While this study demonstrates promising clinical benefits of combined ofloxacin and dexamethasone therapy for chronic suppurative otitis media (CSOM), several methodological and interpretive limitations warrant discussion. First, the single-center retrospective design, while pragmatic for preliminary investigation, introduces inherent selection biases and limits generalizability. The modest sample size (n=130) further constrains statistical power, necessitating future multi-center prospective trials with robust sample size justification to validate efficacy and safety across diverse populations. Second, the 6-month follow-up period, though compliant with guideline recommendations for short-term assessment, may insufficiently capture late recurrences characteristic of CSOM’s chronic course. Extended longitudinal monitoring (≥12 months) is critical to evaluate sustained therapeutic effects and recurrence patterns. Third, the absence of formal power analysis and confidence interval reporting tempers the precision of effect estimates, underscoring the need for enhanced methodological rigor in subsequent studies.

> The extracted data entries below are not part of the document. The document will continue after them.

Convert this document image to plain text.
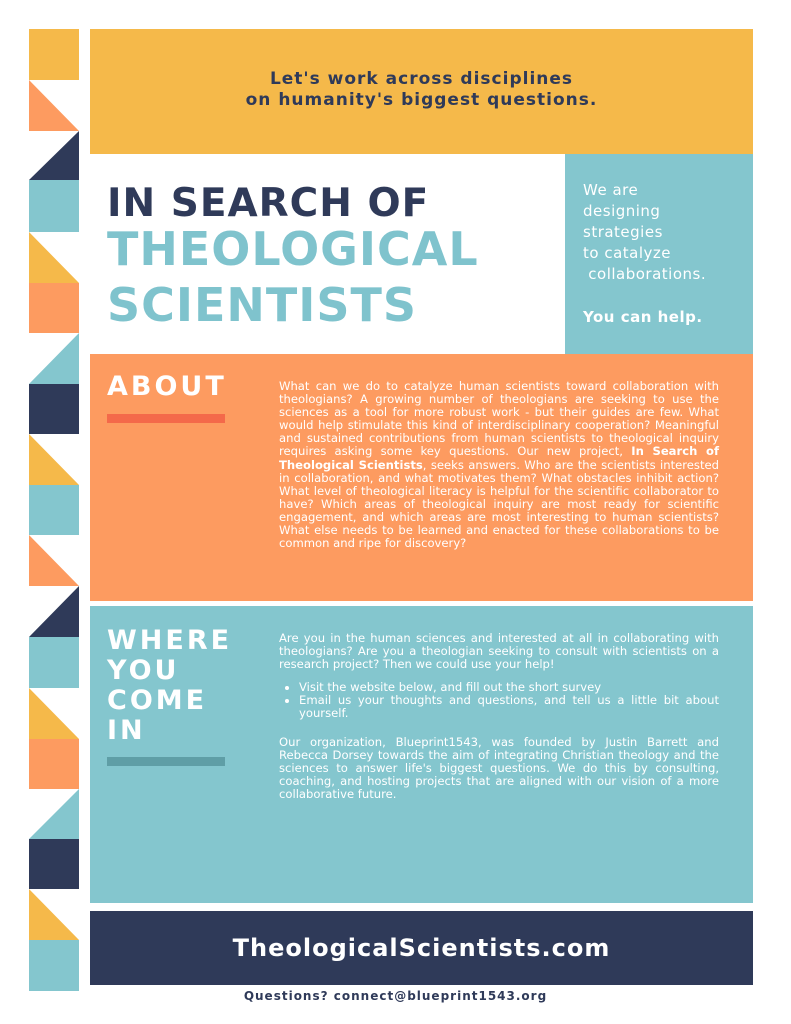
Let's work across disciplines
on humanity's biggest questions.
IN SEARCH OF
THEOLOGICAL
SCIENTISTS
We are
designing
strategies
to catalyze
collaborations.
You can help.
ABOUT	What can we do to catalyze human scientists toward collaboration with theologians? A growing number of theologians are seeking to use the sciences as a tool for more robust work - but their guides are few. What would help stimulate this kind of interdisciplinary cooperation? Meaningful and sustained contributions from human scientists to theological inquiry requires asking some key questions. Our new project, In Search of Theological Scientists, seeks answers. Who are the scientists interested in collaboration, and what motivates them? What obstacles inhibit action? What level of theological literacy is helpful for the scientific collaborator to have? Which areas of theological inquiry are most ready for scientific engagement, and which areas are most interesting to human scientists? What else needs to be learned and enacted for these collaborations to be common and ripe for discovery?
WHERE
YOU
COME
IN
Are you in the human sciences and interested at all in collaborating with theologians? Are you a theologian seeking to consult with scientists on a research project? Then we could use your help!
• Visit the website below, and fill out the short survey
• Email us your thoughts and questions, and tell us a little bit about yourself.
Our organization, Blueprint1543, was founded by Justin Barrett and Rebecca Dorsey towards the aim of integrating Christian theology and the sciences to answer life's biggest questions. We do this by consulting, coaching, and hosting projects that are aligned with our vision of a more collaborative future.
TheologicalScientists.com
Questions? connect@blueprint1543.org
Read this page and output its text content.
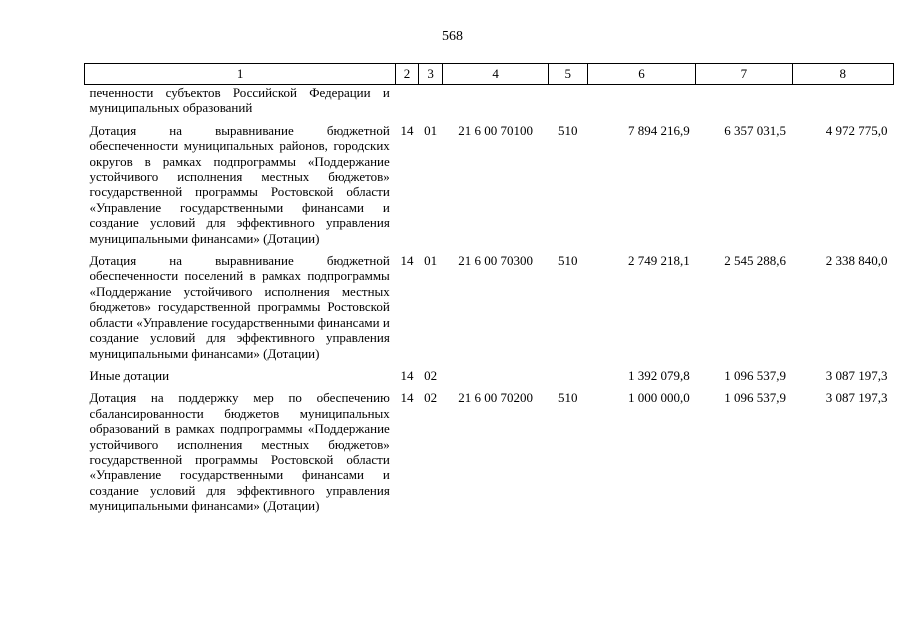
568
1	2	3	4	5	6	7	8
печенности субъектов Российской Федерации и муниципальных образований							

Дотация на выравнивание бюджетной обеспеченности муниципальных районов, городских округов в рамках подпрограммы «Поддержание устойчивого исполнения местных бюджетов» государственной программы Ростовской области «Управление государственными финансами и создание условий для эффективного управления муниципальными финансами» (Дотации)	14	01	21 6 00 70100	510	7 894 216,9	6 357 031,5	4 972 775,0

Дотация на выравнивание бюджетной обеспеченности поселений в рамках подпрограммы «Поддержание устойчивого исполнения местных бюджетов» государственной программы Ростовской области «Управление государственными финансами и создание условий для эффективного управления муниципальными финансами» (Дотации)	14	01	21 6 00 70300	510	2 749 218,1	2 545 288,6	2 338 840,0

Иные дотации	14	02			1 392 079,8	1 096 537,9	3 087 197,3

Дотация на поддержку мер по обеспечению сбалансированности бюджетов муниципальных образований в рамках подпрограммы «Поддержание устойчивого исполнения местных бюджетов» государственной программы Ростовской области «Управление государственными финансами и создание условий для эффективного управления муниципальными финансами» (Дотации)	14	02	21 6 00 70200	510	1 000 000,0	1 096 537,9	3 087 197,3
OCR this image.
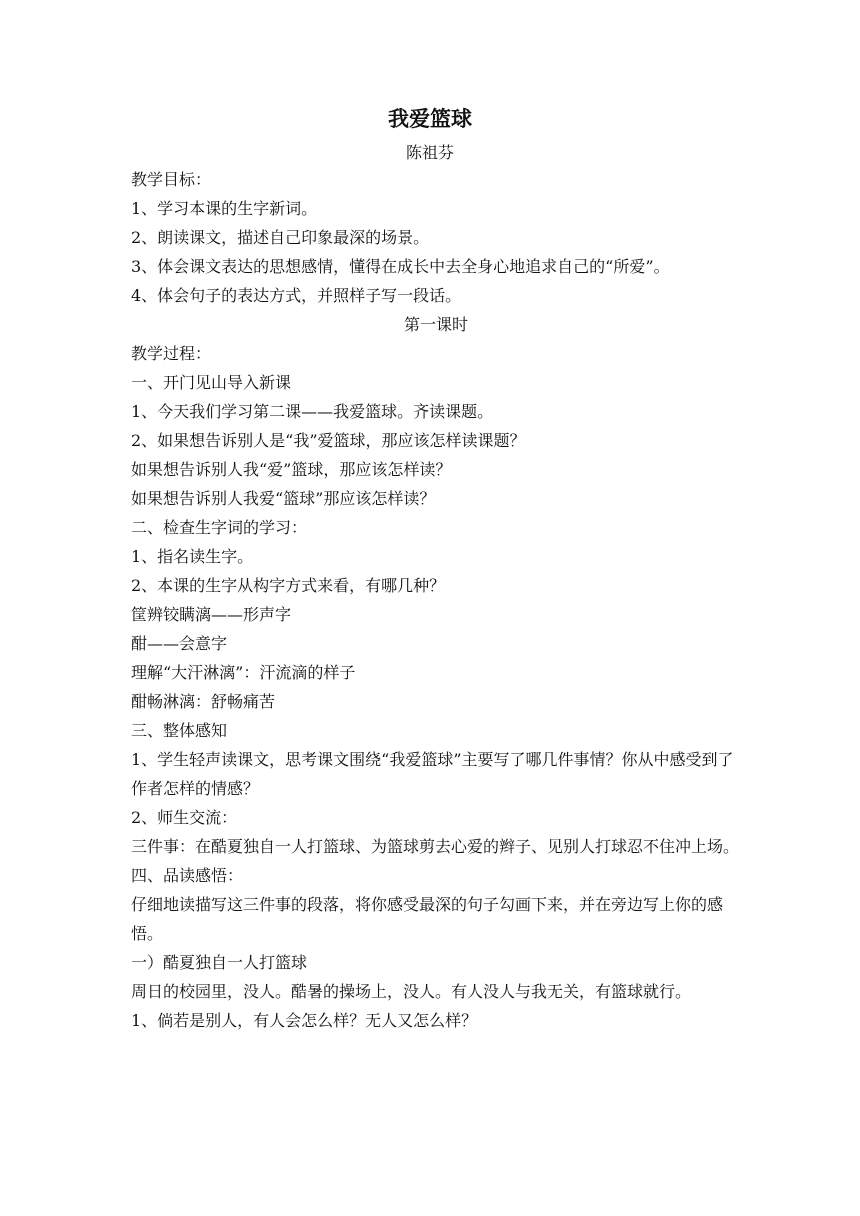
我爱篮球
陈祖芬

教学目标：

1、学习本课的生字新词。

2、朗读课文，描述自己印象最深的场景。

3、体会课文表达的思想感情，懂得在成长中去全身心地追求自己的“所爱”。

4、体会句子的表达方式，并照样子写一段话。

第一课时

教学过程：

一、开门见山导入新课

1、今天我们学习第二课——我爱篮球。齐读课题。

2、如果想告诉别人是“我”爱篮球，那应该怎样读课题？

如果想告诉别人我“爱”篮球，那应该怎样读？

如果想告诉别人我爱“篮球”那应该怎样读？

二、检查生字词的学习：

1、指名读生字。

2、本课的生字从构字方式来看，有哪几种？

筐辨铰瞒漓——形声字

酣——会意字

理解“大汗淋漓”：汗流滴的样子

酣畅淋漓：舒畅痛苦

三、整体感知

1、学生轻声读课文，思考课文围绕“我爱篮球”主要写了哪几件事情？你从中感受到了作者怎样的情感？

2、师生交流：

三件事：在酷夏独自一人打篮球、为篮球剪去心爱的辫子、见别人打球忍不住冲上场。

四、品读感悟：

仔细地读描写这三件事的段落，将你感受最深的句子勾画下来，并在旁边写上你的感悟。

一）酷夏独自一人打篮球

周日的校园里，没人。酷暑的操场上，没人。有人没人与我无关，有篮球就行。

1、倘若是别人，有人会怎么样？无人又怎么样？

Additionally, while clinical symptom improvement was prioritized, deeper exploration of the synergistic mechanisms underlying this combination therapy—particularly immunomodulatory pathways—could provide mechanistic insights to optimize treatment strategies. Finally, incorporation of patient-reported outcomes and cost-effectiveness analyses would holistically evaluate treatment value, informing evidence-based clinical guidelines and healthcare resource allocation. Collectively, these advancements would significantly enhance the translational impact of these findings, bridging current knowledge gaps in CSOM management.

Conclusion

This retrospective study demonstrates significant clinical improvements with combination ofloxacin and dexamethasone therapy for chronic suppurative otitis media (CSOM), including enhanced pathogen clearance and reduced inflammatory markers. While these findings align with pharmacological principles and reinforce the regimen’s potential advantages over monotherapy, several limitations must be acknowledged. The single-center retrospective design introduces inherent selection and information biases, and the 6-month follow-up may underestimate long-term recurrence rates given CSOM’s chronic nature. Despite these limitations, our results provide valuable preliminary evidence supporting the efficacy of this combination therapy. To establish definitive clinical recommendations, however, validation through multi-center randomized controlled trials (RCTs) with extended follow-up (≥12 months) is critical. Such trials should incorporate rigorous blinding, standardized outcome measures, and cost-effectiveness analyses to address current methodological gaps. This study thus serves as a foundational step toward optimizing therapeutic strategies for this challenging chronic condition, highlighting the need for continued research to translate these promising observations into actionable clinical guidelines.